Somehow Aunt Mo. was not as amiable and as kind as the lovely warm white ladies
at school or the beautiful white ladies that entered the living room and spoke
in modulated feminine voices from the television screen. She was a woman, but
yet in a different class Aunt Mo was in a class of her own. Her smile was not
welcoming and kind it was a battering sneering parting of trembling troubled
lips, a woman in torment with herself. Anger was anger something to enjoy and
give full vent. Never holding back, not something to conceal and play with.

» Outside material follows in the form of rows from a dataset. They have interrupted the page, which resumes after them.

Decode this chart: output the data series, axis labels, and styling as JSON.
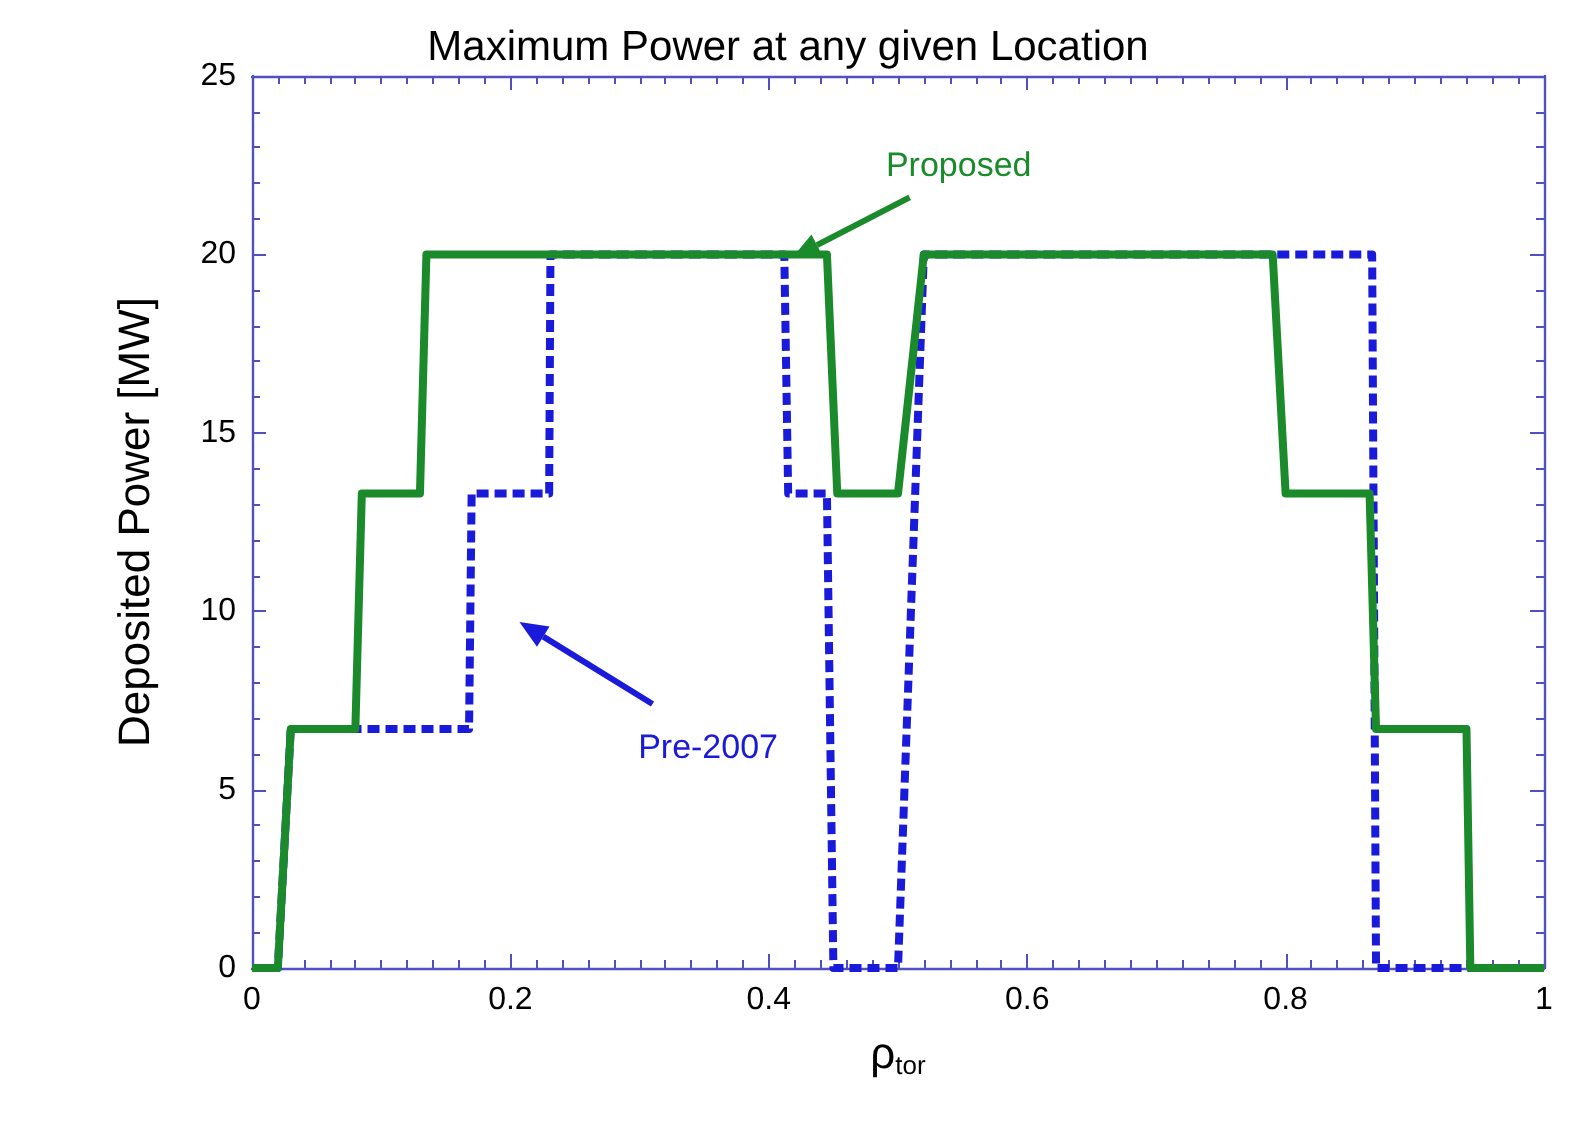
{
  "chart_data": {
    "type": "line",
    "title": "Maximum Power at any given Location",
    "xlabel": "ρ$_{tor}$",
    "ylabel": "Deposited Power [MW]",
    "xlim": [
      0,
      1
    ],
    "xticks": [
      0,
      0.2,
      0.4,
      0.6,
      0.8,
      1
    ],
    "ylim": [
      0,
      25
    ],
    "yticks": [
      0,
      5,
      10,
      15,
      20,
      25
    ],
    "grid": false,
    "legend": false,
    "marker": "none",
    "series": [
      {
        "name": "Proposed",
        "color": "#1a8a2a",
        "line_style": "solid",
        "x": [
          0,
          0.02,
          0.03,
          0.08,
          0.085,
          0.13,
          0.135,
          0.445,
          0.453,
          0.5,
          0.52,
          0.79,
          0.8,
          0.865,
          0.87,
          0.94,
          0.943,
          1
        ],
        "values": [
          0,
          0,
          6.7,
          6.7,
          13.3,
          13.3,
          20,
          20,
          13.3,
          13.3,
          20,
          20,
          13.3,
          13.3,
          6.7,
          6.7,
          0,
          0
        ]
      },
      {
        "name": "Pre-2007",
        "color": "#1a1adb",
        "line_style": "dashed",
        "x": [
          0,
          0.02,
          0.03,
          0.168,
          0.17,
          0.23,
          0.231,
          0.412,
          0.415,
          0.445,
          0.45,
          0.5,
          0.52,
          0.867,
          0.87,
          1
        ],
        "values": [
          0,
          0,
          6.7,
          6.7,
          13.3,
          13.3,
          20,
          20,
          13.3,
          13.3,
          0,
          0,
          20,
          20,
          0,
          0
        ]
      }
    ]
  }
}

As
Leroy had learned to internalise his anger and suffer in eternal silence a
living death. Anger and violence were to be enjoyed and savoured by aunt Mo.
The
pain, the squirm the pleading were all part of the ritual... Leroy was an
unruly child, his pain and screams were theatrical. Aunt Mo beat Leroy the
louder he howled. What kind of man was this pathetic creature growing up to
become Aunt Mo often wondered? A kind of man that would commit suicide at the
first opportunity she concluded in her thoughts. On occasion, she told him just
that. The beating and torture seemed to have had a converse effect rather than
rejecting Africa, blackness and all his bad-ways, Leroy Marriott became more
welded to the images of his ancestors and the life he had left and was still
longing for somewhere in his past life. Here, the twist began, as a child Leroy
became purposeful in his intent to become an African neither was he perturbed
about his behaviour. The beatings reinforced and encouraged Leroy even more.